Solved: Relation between categorical nominal independent variable and continuous depende...

pablosfontoura · Apr 25, 2020 05:51 AM

Hi,

I have a doubt on which statistical method to use to understand relation between:

- one categorical nominal variable (named "expertise level", with two bus-response options: "expert" and "non-expert")

and

- one dependent variable (named "total duration of fixations")

I would like to check if a characteristic of a group of people, in this case expertise level, and more specifically, if being an expert or a non-expert, influence the total duration of time this people spent looking at things (total fixation duration).

Which statistic method should I use for that? And how to interpret the results (which key parameter to check and how to interpret it)?

Thank you on your attention.

statman · Apr 28, 2020 10:39 AM

To be honest, I really don't understand the "study". Why does it matter how long someone looks at a painting? What are they looking for? How do you know when they found it? In other words, I don't see any efficacy metrics.
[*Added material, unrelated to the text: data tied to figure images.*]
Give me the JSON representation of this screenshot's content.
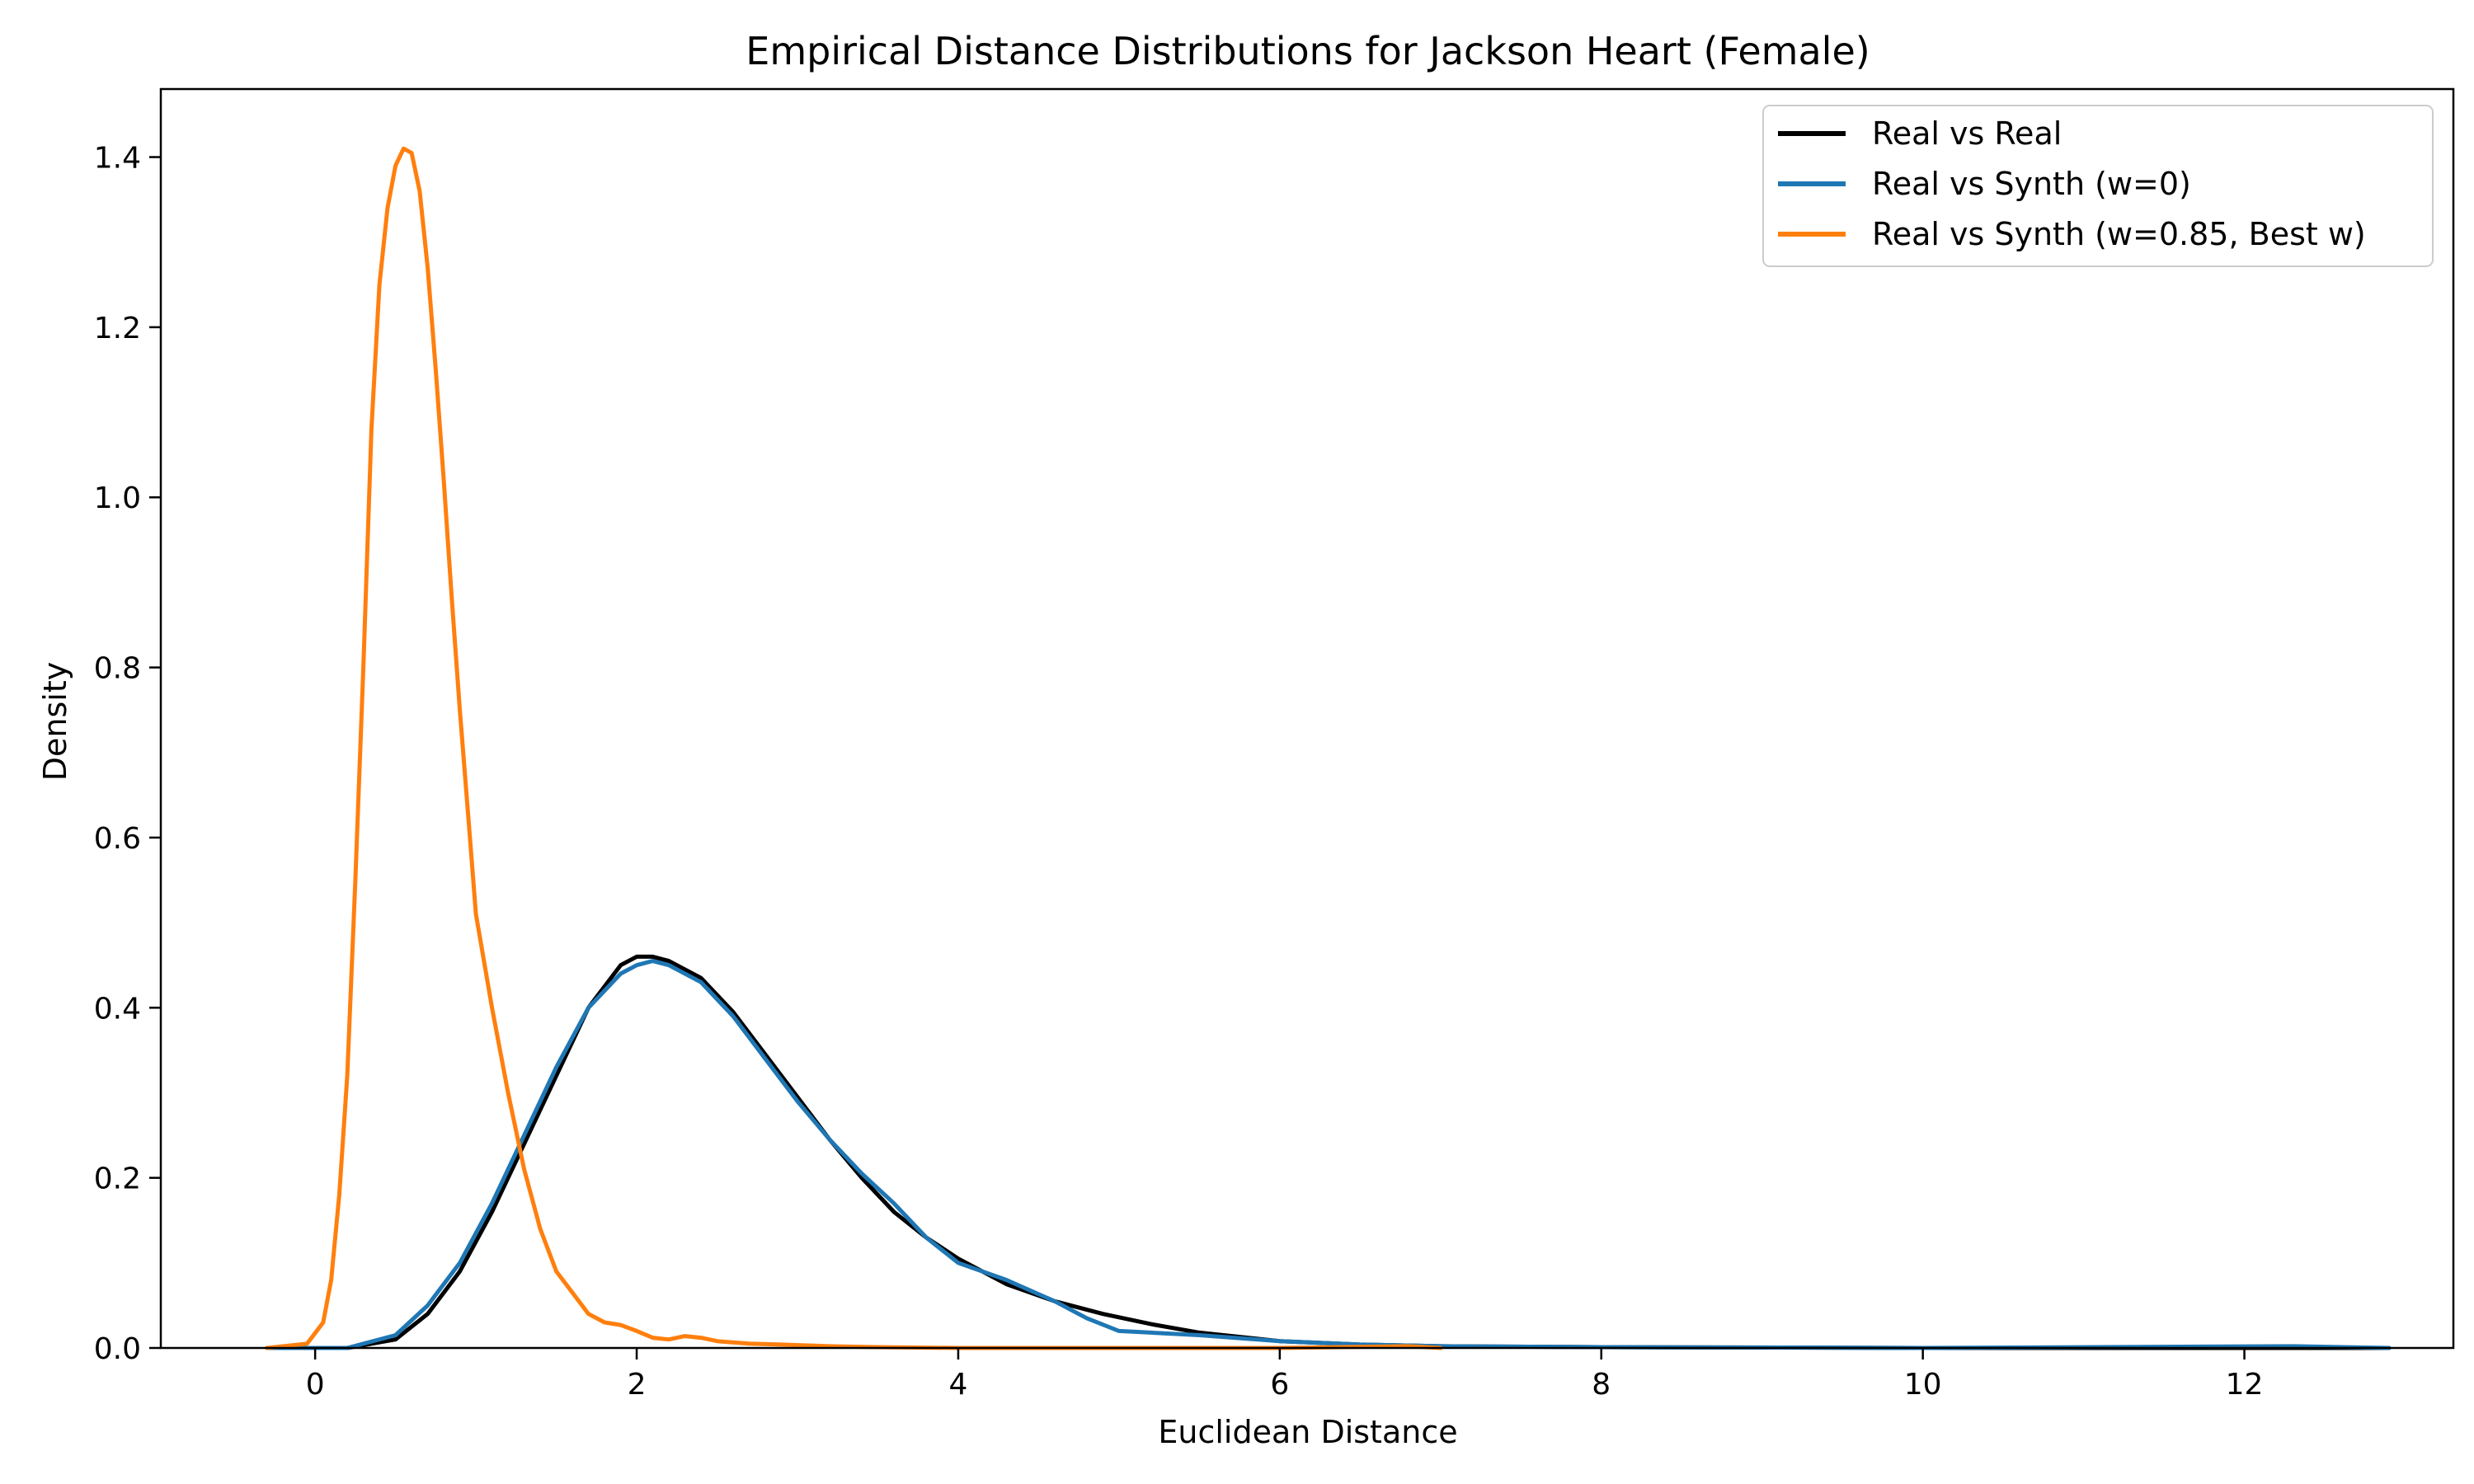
{
  "chart_data": {
    "type": "line",
    "title": "Empirical Distance Distributions for Jackson Heart (Female)",
    "xlabel": "Euclidean Distance",
    "ylabel": "Density",
    "xlim": [
      -0.96,
      13.3
    ],
    "ylim": [
      0,
      1.48
    ],
    "xticks": [
      0,
      2,
      4,
      6,
      8,
      10,
      12
    ],
    "xtick_labels": [
      "0",
      "2",
      "4",
      "6",
      "8",
      "10",
      "12"
    ],
    "yticks": [
      0,
      0.2,
      0.4,
      0.6,
      0.8,
      1.0,
      1.2,
      1.4
    ],
    "ytick_labels": [
      "0.0",
      "0.2",
      "0.4",
      "0.6",
      "0.8",
      "1.0",
      "1.2",
      "1.4"
    ],
    "grid": false,
    "legend_position": "top-right",
    "series": [
      {
        "name": "Real vs Real",
        "color": "#000000",
        "x": [
          0.2,
          0.5,
          0.7,
          0.9,
          1.1,
          1.3,
          1.5,
          1.7,
          1.9,
          2.0,
          2.1,
          2.2,
          2.4,
          2.6,
          2.8,
          3.0,
          3.2,
          3.4,
          3.6,
          3.8,
          4.0,
          4.3,
          4.6,
          4.9,
          5.2,
          5.5,
          6.0,
          6.5,
          7.0,
          8.0,
          10.0,
          12.0,
          12.9
        ],
        "y": [
          0.0,
          0.01,
          0.04,
          0.09,
          0.16,
          0.24,
          0.32,
          0.4,
          0.45,
          0.46,
          0.46,
          0.455,
          0.435,
          0.395,
          0.345,
          0.295,
          0.245,
          0.2,
          0.16,
          0.13,
          0.105,
          0.075,
          0.055,
          0.04,
          0.028,
          0.018,
          0.008,
          0.004,
          0.002,
          0.001,
          0.0,
          0.0,
          0.0
        ]
      },
      {
        "name": "Real vs Synth (w=0)",
        "color": "#1f77b4",
        "x": [
          -0.3,
          0.2,
          0.5,
          0.7,
          0.9,
          1.1,
          1.3,
          1.5,
          1.7,
          1.9,
          2.0,
          2.1,
          2.2,
          2.4,
          2.6,
          2.8,
          3.0,
          3.2,
          3.4,
          3.6,
          3.8,
          4.0,
          4.3,
          4.6,
          4.8,
          5.0,
          5.5,
          6.0,
          6.5,
          7.0,
          8.0,
          10.0,
          12.3,
          12.9
        ],
        "y": [
          0.0,
          0.0,
          0.015,
          0.05,
          0.1,
          0.17,
          0.25,
          0.33,
          0.4,
          0.44,
          0.45,
          0.455,
          0.45,
          0.43,
          0.39,
          0.34,
          0.29,
          0.245,
          0.205,
          0.17,
          0.13,
          0.1,
          0.08,
          0.055,
          0.035,
          0.02,
          0.015,
          0.008,
          0.004,
          0.002,
          0.001,
          0.0,
          0.002,
          0.0
        ]
      },
      {
        "name": "Real vs Synth (w=0.85, Best w)",
        "color": "#ff7f0e",
        "x": [
          -0.3,
          -0.05,
          0.05,
          0.1,
          0.15,
          0.2,
          0.25,
          0.3,
          0.35,
          0.4,
          0.45,
          0.5,
          0.55,
          0.6,
          0.65,
          0.7,
          0.75,
          0.8,
          0.85,
          0.9,
          0.95,
          1.0,
          1.1,
          1.2,
          1.3,
          1.4,
          1.5,
          1.6,
          1.7,
          1.8,
          1.9,
          2.0,
          2.1,
          2.2,
          2.3,
          2.4,
          2.5,
          2.7,
          2.9,
          3.2,
          3.5,
          4.0,
          5.0,
          6.0,
          6.8,
          7.0
        ],
        "y": [
          0.0,
          0.005,
          0.03,
          0.08,
          0.18,
          0.32,
          0.55,
          0.8,
          1.08,
          1.25,
          1.34,
          1.39,
          1.41,
          1.405,
          1.36,
          1.27,
          1.15,
          1.02,
          0.88,
          0.75,
          0.63,
          0.51,
          0.4,
          0.3,
          0.21,
          0.14,
          0.09,
          0.065,
          0.04,
          0.03,
          0.027,
          0.02,
          0.012,
          0.01,
          0.014,
          0.012,
          0.008,
          0.005,
          0.004,
          0.002,
          0.001,
          0.0,
          0.0,
          0.0,
          0.002,
          0.0
        ]
      }
    ]
  }
}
What do they "have" after they looked at the painting for x amount of time? Are you measuring some sort of brain activity? Do they "rate" the painting after that time?

IMHO your grouping into 2 categories (experts and not) is overly simplified.

Other thoughts:

I think you should expand the study to include more variables (distance from painting, Intensity of light, type of lighting, angle of view, additional artists (perhaps from different genres)).
You don't have any way to estimate or separate measurement error (both within and between observer). For example, you don't have the same person observe the same painting twice.

The first step to dealing with outliers is to identify them. There are many ways to do this (some methods already shown above in the thread). Once identified you have to think about why they are "different". I always suggest predicting outliers in your study before you perform the study. What might cause unusual data points? Do this before the study and then observe if any of your predicted "explanations" happen during the study. In many cases, these are the most informative pieces of information. Once you understand why they happened, then you can play the game of removing them from the data set...The objective is NOT to have a great data set (or great graphs, plots or statistically significant effects). The objective is to learn.

"All models are wrong, some are useful" G.E.P. Box

View solution in original post

Mark_Bailey · Apr 25, 2020 09:06 AM

Your data table will have two data columns: Total Duration of Fixation (numeric data, continuous modeling type) and Expertise Level (character data, nominal modeling type). Select Analyze > Fit Y by X. Select Total Duration of Fixation and click Y. Select Expertise Level and click X. Click OK.

Now the choice of the analysis method depends on the nature of the data. The red triangle menu provides commands to perform all the available methods but the appropriate method depends on the assumptions that each method makes about the data. There are parametric methods such as the Student t-Test (equal and non-equal variance cases), analysis of variance (ANOVA, equal variance case), and analysis of means (ANOM). There are many non-parametric tests.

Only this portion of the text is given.